Pondremos cuatro erizos por persona, pero necesitaremos unos seis por persona, que limpiaremos abriéndolos con una tijera, la cual clavaremos en la membrana que hay entre la boca y la carcasa, cortando desde ahí hacia el exterior y en redondo luego, pero siempre con la punta de la tijera para que no se nos rompa mas caparazón del debido. Desprendemos el círculo cortado y limpiamos bajo el grifo de agua fría los erizos, retirando luego las cinco gónadas que contienen cada uno y las reservamos. Lavaremos bien las conchas también y las reservamos.
En una sartén dorar en 50 gramos de mantequilla, cebolla picada o rayada, poner una copa de cava, dejar cocer hasta reducción casi total del cava y añadir nata líquida, a razón de 200 ml para cuatro personas; o sea, para veinticuatro erizos. Sazonar con sal y pimienta y dejar cocer hasta que la salsa espese.
Pondremos ahora 16 conchas en una bandeja de horno y dentro los corales o gónadas de todos los erizos repartidos en ellas y la crema anteriormente preparada. Gratinaremos unos minutos y serviremos calientes.

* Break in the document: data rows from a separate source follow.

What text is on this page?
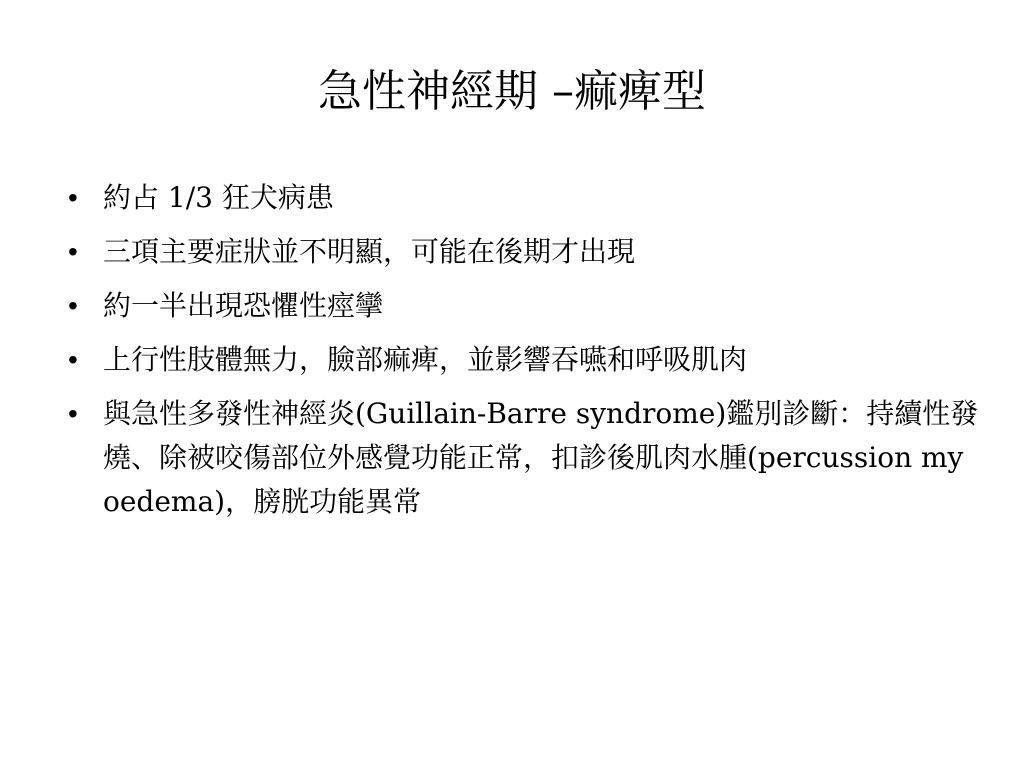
急性神經期 –痲痺型
• 約占 1/3 狂犬病患
• 三項主要症狀並不明顯，可能在後期才出現
• 約一半出現恐懼性痙攣
• 上行性肢體無力，臉部痲痺，並影響吞嚥和呼吸肌肉
• 與急性多發性神經炎(Guillain-Barre syndrome)鑑別診斷：持續性發燒、除被咬傷部位外感覺功能正常，扣診後肌肉水腫(percussion myoedema)，膀胱功能異常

Podemos también partir de cuatro erizos por persona, en cuyo caso no será necesario desprender las gónadas de su sitio, rellenando con la crema cada erizo, sin llenar demasiado éstos para que se vean algo las gónadas.
Una sofisticación de esta receta consiste en meterle dentro de cada erizo una yema de huevo de codorniz, justo antes de meterlo en el horno y gratinar solo un par de minutos, para que las yemas salgan líquidas y se mezclen, luego, con la salsa de nata a la hora de comerlas.
Presentarlos en plato llano sobre una blonda de papel para que haga contraste el blanco del papel con el negro de los erizos.